Meanwhile, Eva Ellis continued teaching at Columbia Grammar and the Leonard School while also raising the children. In 1951 she received a Master of Arts from New York University. From 1952-1960 she taught French at Ardsley High School in Ardsley, New York. Beginning in 1963 she taught French and German language and literature courses at Mercy College in Dobbs Ferry, New York. She also continued the degree she had begun at the University of Brussels, receiving her doctorate in 1970, becoming a full professor at Mercy College. She also worked as a graduate councilor and later became chair of the Education Department. In November 1986 the College's Honors Student Center was dedicated to her and John in honor of their long connection with Mercy College. A scholarship was named for her, the Eva Ellis Travel Scholarship Fund, to assist honors students in studying abroad. Eva Ellis retired from Mercy College in 1986.

Following his retirement from Sintercast in 1982, John Ellis began studying at Mercy College, to broaden his knowledge in the humanities, especially the areas of history, art history, literature, Italian, and biology. He and Eva traveled to India in 1986.

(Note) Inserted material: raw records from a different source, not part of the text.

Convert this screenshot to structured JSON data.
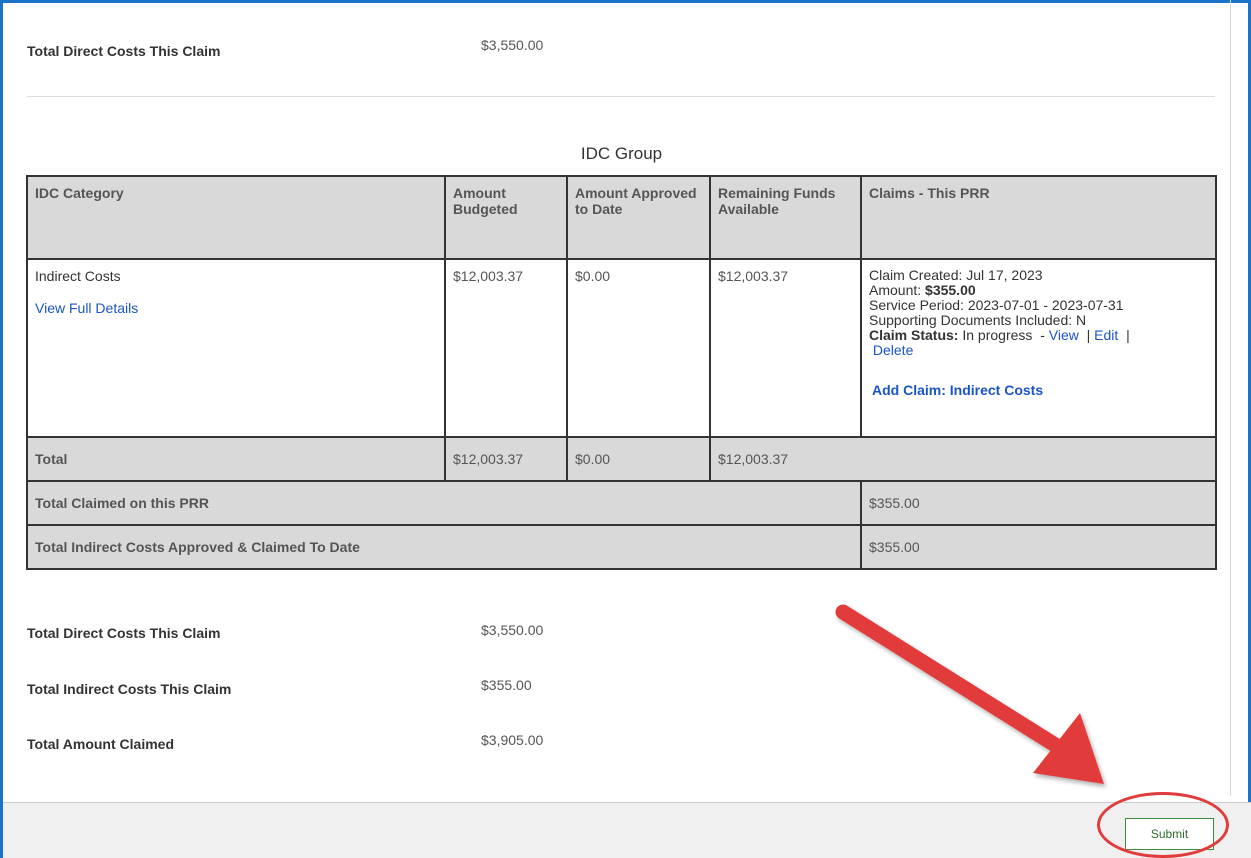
{
  "top_summary": {
    "label": "Total Direct Costs This Claim",
    "value": "$3,550.00"
  },
  "idc_group": {
    "title": "IDC Group",
    "headers": {
      "category": "IDC Category",
      "budgeted": "Amount Budgeted",
      "approved": "Amount Approved to Date",
      "remaining": "Remaining Funds Available",
      "claims": "Claims - This PRR"
    },
    "row": {
      "category": "Indirect Costs",
      "details_link": "View Full Details",
      "budgeted": "$12,003.37",
      "approved": "$0.00",
      "remaining": "$12,003.37",
      "claim_created_label": "Claim Created:",
      "claim_created_value": "Jul 17, 2023",
      "amount_label": "Amount:",
      "amount_value": "$355.00",
      "service_period_label": "Service Period:",
      "service_period_value": "2023-07-01 - 2023-07-31",
      "supporting_docs_label": "Supporting Documents Included:",
      "supporting_docs_value": "N",
      "claim_status_label": "Claim Status:",
      "claim_status_value": "In progress",
      "status_dash": "-",
      "view_link": "View",
      "edit_link": "Edit",
      "delete_link": "Delete",
      "separator": "|",
      "add_claim_link": "Add Claim: Indirect Costs"
    },
    "total_row": {
      "label": "Total",
      "budgeted": "$12,003.37",
      "approved": "$0.00",
      "remaining": "$12,003.37"
    },
    "claimed_prr": {
      "label": "Total Claimed on this PRR",
      "value": "$355.00"
    },
    "approved_claimed": {
      "label": "Total Indirect Costs Approved & Claimed To Date",
      "value": "$355.00"
    }
  },
  "bottom_summary": [
    {
      "label": "Total Direct Costs This Claim",
      "value": "$3,550.00"
    },
    {
      "label": "Total Indirect Costs This Claim",
      "value": "$355.00"
    },
    {
      "label": "Total Amount Claimed",
      "value": "$3,905.00"
    }
  ],
  "footer": {
    "submit_label": "Submit"
  },
  "colors": {
    "link": "#1a55c7",
    "header_bg": "#d9d9d9",
    "annotation": "#e23b3b",
    "submit_border": "#3f8c3f"
  }
}
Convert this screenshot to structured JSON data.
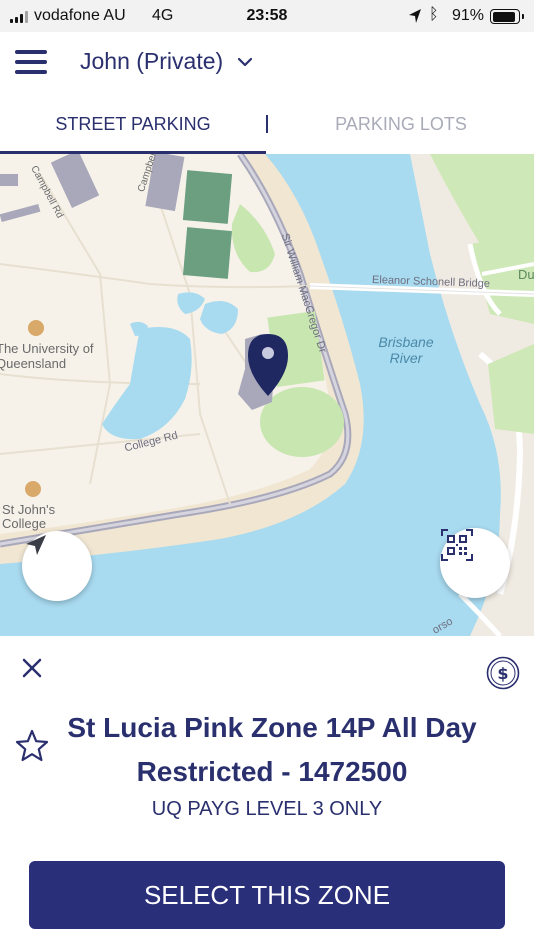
{
  "status_bar": {
    "carrier": "vodafone AU",
    "network": "4G",
    "time": "23:58",
    "battery_percent": "91%",
    "battery_level": 0.91,
    "icons": [
      "signal-icon",
      "location-arrow-icon",
      "bluetooth-icon",
      "battery-icon"
    ]
  },
  "header": {
    "account_name": "John (Private)"
  },
  "tabs": [
    {
      "label": "STREET PARKING",
      "active": true
    },
    {
      "label": "PARKING LOTS",
      "active": false
    }
  ],
  "map": {
    "labels": {
      "campbell_rd": "Campbell Rd",
      "campbell": "Campbell",
      "sir_william": "Sir William MacGregor Dr",
      "bridge": "Eleanor Schonell Bridge",
      "du": "Du",
      "university": "The University of Queensland",
      "college_rd": "College Rd",
      "st_johns": "St John's College",
      "orso": "orso"
    },
    "river": "Brisbane River"
  },
  "zone": {
    "title": "St Lucia Pink Zone 14P All Day Restricted - 1472500",
    "subtitle": "UQ PAYG LEVEL 3 ONLY",
    "select_label": "SELECT THIS ZONE"
  },
  "colors": {
    "brand": "#2a2f6e",
    "button": "#2a2f7a",
    "inactive_tab": "#a9abb8",
    "water": "#a8daf0",
    "land": "#f0e6d2",
    "park": "#c8e6b0",
    "parking_zone": "#a9a8ba"
  }
}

Eva Ellis died in August 2004 in Florida, John Ellis in New York in October 2009. They had four grandchildren.


3.75 Linear Feet


The Ellis Family Collection consists of the papers of John and Eva Ellis and of many of their related family members. The collection has a particular focus on the education, marriage, and emigration of John (born Hans Elias) and Eva (née Steinitz), with further documentation of the couple's early lives and later professions. In addition, the collection holds a great deal of information on their extended families, with material on the related Elias, Steinitz/ Samuel, Fein, Goldschmidt, Eschwege, Mindus, and related families, including documentation of individual family members and the families in general and their histories. The collection includes extensive family and personal correspondence, official documents and correspondence, personal and professional writing, educational certificates, immigration documentation, photographs and photo albums, family trees and narratives of family history, and other documentation.

Separated Material

A few duplicate photocopies of documents were removed from the collection. Frames were removed from photographs for preservation purposes. A photo album in folder 3/17 was removed due to preservation concerns.

Processing Information

Processing of the archival collection was begun by Samantha Lanevi and completed by Dianne Ritchey. Most correspondence was gathered together to form Series I, however the intermingled correspondence and documentation from Hans Elias's years in Berlin and Brussels was kept together and now forms Subseries 2 of Series II.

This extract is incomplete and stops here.